It’s a rarity in the kitchen: a vegetable that’s sweet.
But that’s just part of the allure of fennel, a Mediterranean staple that’s finally catching on with American cooks and diners.
“One of the main things I like about fennel is its versatility and the way its flavor changes from raw to cooked,” said award-winning author Georgeanne Brennan, whose cookbook “La Vie Rustic: Cooking and Living in the French Style” (Weldon Owen, 290 pages, $35) features four fennel recipes.
“Raw, it’s crunchy and definitely has a licoricelike flavor, which is wonderful with things like anchovies and Parmesan cheese,” said Brennan. “I like to julienne it, toss it with an anchovy- and Parmesan-laden vinaigrette, or to thinly slice and chop it to add to any salad.”
While fennel’s licorice taste can be rather pronounced (sometimes overpowering) when eaten raw, it blends in with other ingredients when cooked.
“Cooked, the flavor mellows to a pleasant hint of anise,” Brennan added, “and the fennel becomes meltingly soft.”
Despite this vegetable’s centuries of use in Europe, fennel fear seems common among American cooks.
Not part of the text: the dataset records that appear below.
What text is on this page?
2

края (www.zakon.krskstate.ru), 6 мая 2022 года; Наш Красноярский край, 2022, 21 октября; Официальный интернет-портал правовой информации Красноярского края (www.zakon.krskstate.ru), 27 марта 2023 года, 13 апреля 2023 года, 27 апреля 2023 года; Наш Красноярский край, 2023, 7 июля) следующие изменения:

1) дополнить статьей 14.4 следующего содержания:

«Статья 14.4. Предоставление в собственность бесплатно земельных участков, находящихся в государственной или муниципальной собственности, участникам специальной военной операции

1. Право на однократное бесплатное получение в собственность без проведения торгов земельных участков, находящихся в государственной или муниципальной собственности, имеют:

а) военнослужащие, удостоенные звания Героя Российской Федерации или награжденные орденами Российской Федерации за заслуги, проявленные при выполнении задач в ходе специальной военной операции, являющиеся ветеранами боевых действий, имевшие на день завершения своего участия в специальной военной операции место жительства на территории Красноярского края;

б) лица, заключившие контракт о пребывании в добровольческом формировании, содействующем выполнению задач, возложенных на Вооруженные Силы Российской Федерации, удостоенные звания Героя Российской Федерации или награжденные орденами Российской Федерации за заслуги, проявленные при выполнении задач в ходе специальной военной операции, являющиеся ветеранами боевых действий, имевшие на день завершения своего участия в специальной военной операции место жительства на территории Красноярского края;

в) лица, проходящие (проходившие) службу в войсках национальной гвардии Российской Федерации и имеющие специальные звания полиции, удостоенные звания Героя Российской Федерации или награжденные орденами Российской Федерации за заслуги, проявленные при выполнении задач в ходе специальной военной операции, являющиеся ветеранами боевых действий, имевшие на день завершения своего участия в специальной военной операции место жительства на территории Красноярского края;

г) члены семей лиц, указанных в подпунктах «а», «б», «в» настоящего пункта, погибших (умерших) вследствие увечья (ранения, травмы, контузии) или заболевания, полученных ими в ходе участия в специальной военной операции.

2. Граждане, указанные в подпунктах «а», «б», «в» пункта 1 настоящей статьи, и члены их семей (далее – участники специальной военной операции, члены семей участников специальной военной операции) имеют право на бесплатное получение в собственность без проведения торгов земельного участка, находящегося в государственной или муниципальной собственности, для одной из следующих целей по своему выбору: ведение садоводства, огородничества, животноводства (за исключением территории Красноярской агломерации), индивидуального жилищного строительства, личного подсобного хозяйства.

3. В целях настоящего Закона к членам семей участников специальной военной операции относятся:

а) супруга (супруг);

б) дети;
Several food bloggers – from Serious Eats to My Kitchen Harvest – have written about their personal experience with fennel phobia.
Some eaters can’t get past fennel’s licorice scent and flavor. It reminds them of Good & Plenty candy.
In California, fennel is treated as a cool season crop with the biggest, bulbous bundles showing up in farmers markets in March and April.
Those who have discovered fennel’s flair gravitate to this unusual veggie, which looks like pale celery wearing a wispy bright green wig.